Purpose: : To determine the reliability of using Nidek MP1 for fixation and retinal sensitivity measurements in patients with macular disease.

Methods: : In this prospective study, 50 patients with various macular diseases were enrolled. 1 examiner performed 2 identical consecutive tests (30 sec fixation task then 10-2 grid microperimetry task) for all patients. Kappa values for fixation stability classification (FSC) were calculated for the fixation and microperimetry tasks (FxT and MpT) separately as well as between the 2 methods. Fixation centroid separation between the 2 FxTs was derived from differential map using automated image registration if possible. Test-retest variability for mean sensitivity (MS), mean deviation (MD), point-wise sensitivity (PWS), local defect classification (LDC), average sensitivity for the central macula (CMS, 16 loci inside 5º radius), paracentral macular sensitivity (PMS, 52 loci in the 5-10º ring), and dense scotoma size (DSS) were analyzed by calculating the 95% coefficients of repeatability or percentage agreement.
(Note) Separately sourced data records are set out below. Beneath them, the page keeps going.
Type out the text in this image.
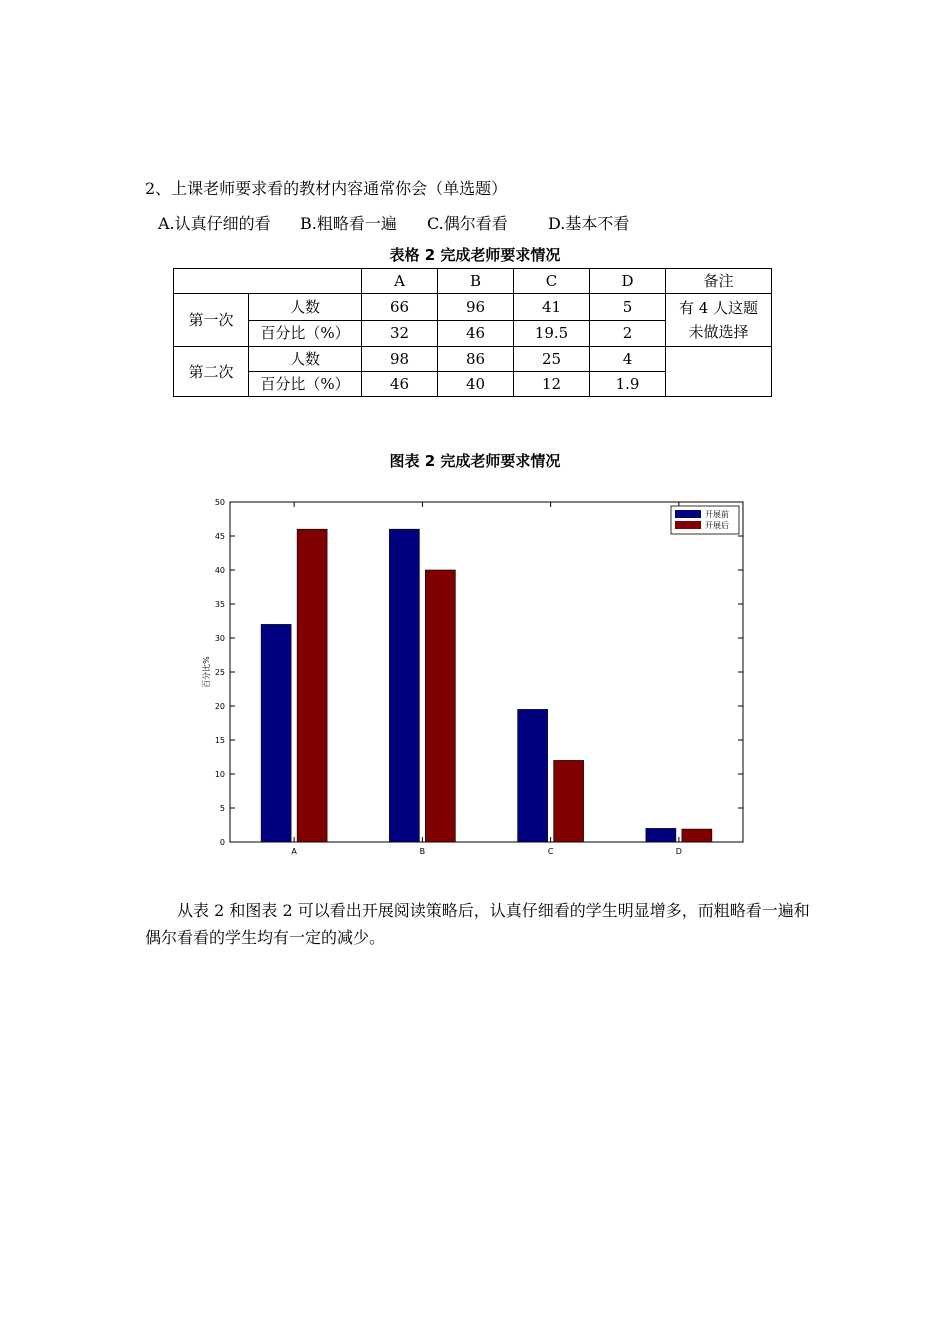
2、上课老师要求看的教材内容通常你会（单选题）
A.认真仔细的看 B.粗略看一遍 C.偶尔看看	D.基本不看
表格 2 完成老师要求情况
		A	B	C	D	备注
第一次	人数	66	96	41	5	有 4 人这题未做选择
	百分比（%）	32	46	19.5	2	
第二次	人数	98	86	25	4	
	百分比（%）	46	40	12	1.9	
图表 2 完成老师要求情况
0
5
10
15
20
25
30
35
40
45
50
百分比%
A	B	C	D
开展前
开展后
从表 2 和图表 2 可以看出开展阅读策略后，认真仔细看的学生明显增多，而粗略看一遍和偶尔看看的学生均有一定的减少。
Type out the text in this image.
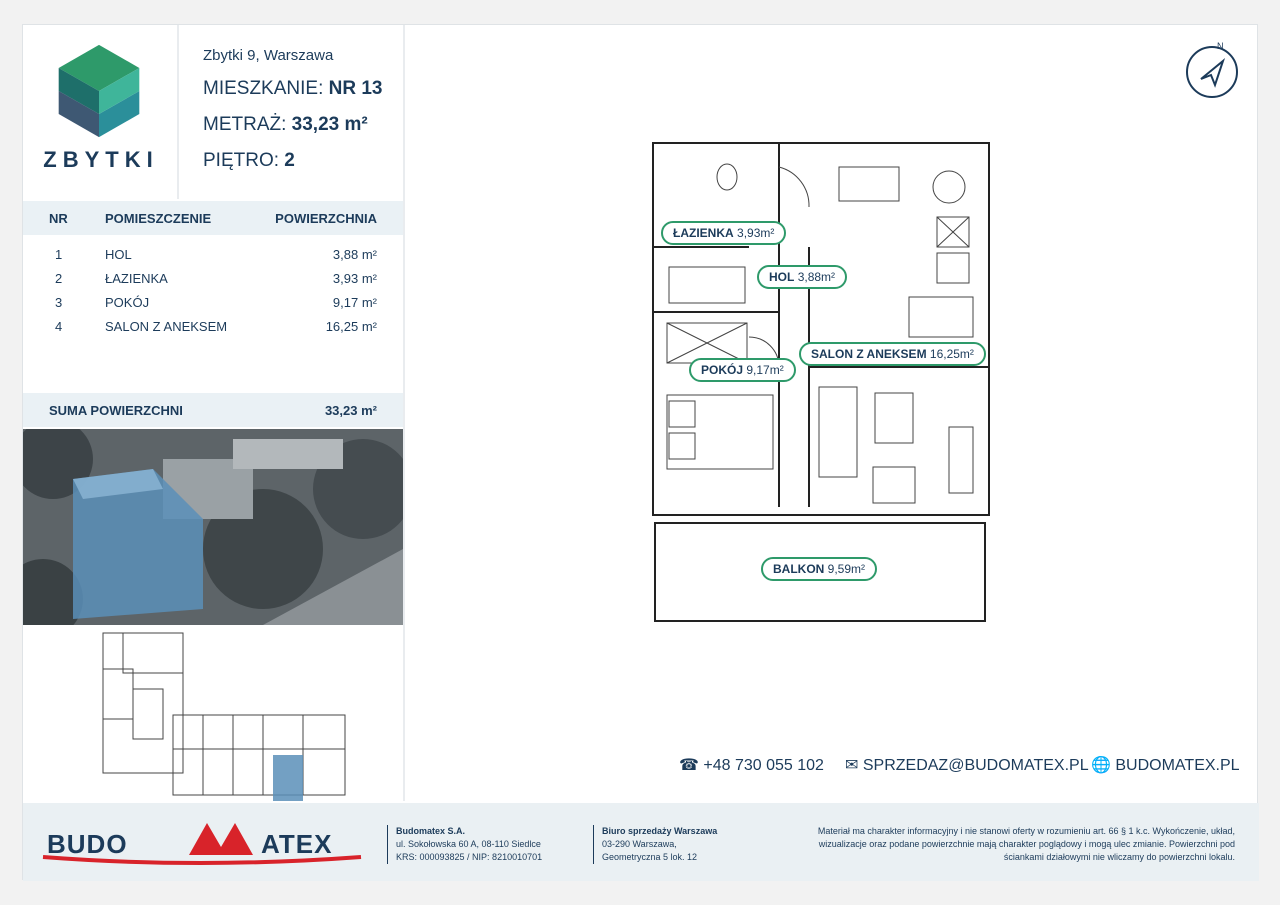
ZBYTKI
Zbytki 9, Warszawa
MIESZKANIE: NR 13
METRAŻ: 33,23 m²
PIĘTRO: 2
NR	POMIESZCZENIE	POWIERZCHNIA
1	HOL	3,88 m²
2	ŁAZIENKA	3,93 m²
3	POKÓJ	9,17 m²
4	SALON Z ANEKSEM	16,25 m²
SUMA POWIERZCHNI	33,23 m²
N
ŁAZIENKA 3,93m²
HOL 3,88m²
POKÓJ 9,17m²
SALON Z ANEKSEM 16,25m²
BALKON 9,59m²
☎ +48 730 055 102 ✉ SPRZEDAZ@BUDOMATEX.PL 🌐 BUDOMATEX.PL
BUDO	ATEX	Budomatex S.A.
ul. Sokołowska 60 A, 08-110 Siedlce
KRS: 000093825 / NIP: 8210010701
Biuro sprzedaży Warszawa
03-290 Warszawa,
Geometryczna 5 lok. 12
Materiał ma charakter informacyjny i nie stanowi oferty w rozumieniu art. 66 § 1 k.c. Wykończenie, układ,
wizualizacje oraz podane powierzchnie mają charakter poglądowy i mogą ulec zmianie. Powierzchni pod
ściankami działowymi nie wliczamy do powierzchni lokalu.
Results: : Mean (SD) age and visual acuity were 61 (15) years and 0.34 (0.32) logMAR, respectively. 92% and 70% of patients (kappa: 0.68 and 0.53) had perfect agreement in FSC for FxT and MpT, respectively. Agreement between FSCs derived from FxT and MpT was 44 - 50% (kappa: 0.06 - 0.17). Median centroid separation was 0.3º (range: 0.1 to 8.6º) between the 2 FxTs. 74% of patients had fixation centroid separation by up to 0.4º between the 2 FxTs. For microperimetry, the mean difference in MS between tests 1 and 2 was +0.2 dB (SD, 0.9 dB; p = 0.127). The coefficients of repeatability for MS, MD, CMS, PMS and DSS were 1.81, 2.56, 2.13, 1.93 dB, and 8 test loci respectively. The mean (SD) of coefficients of repeatability for PWS across all 68 loci was 5.56 (0.86) dB. 76% of all test loci in all patients had perfect agreement in LDC.

Conclusions: : FSC derived from FxT has poor agreement with FSC derived from MpT. FSC results derived from 2 separate FxTs has good agreement. Test-retest variability is lowest for MS and highest for PWS. However, MS does not provide spatial information. We recommend the use of CMS and PMS for monitoring macular function and consider a change of greater than 2.56 and 2.31 dB (the upper limit of the 95% CI of their coefficients of repeatability), respectively, to exceed test-retest variability.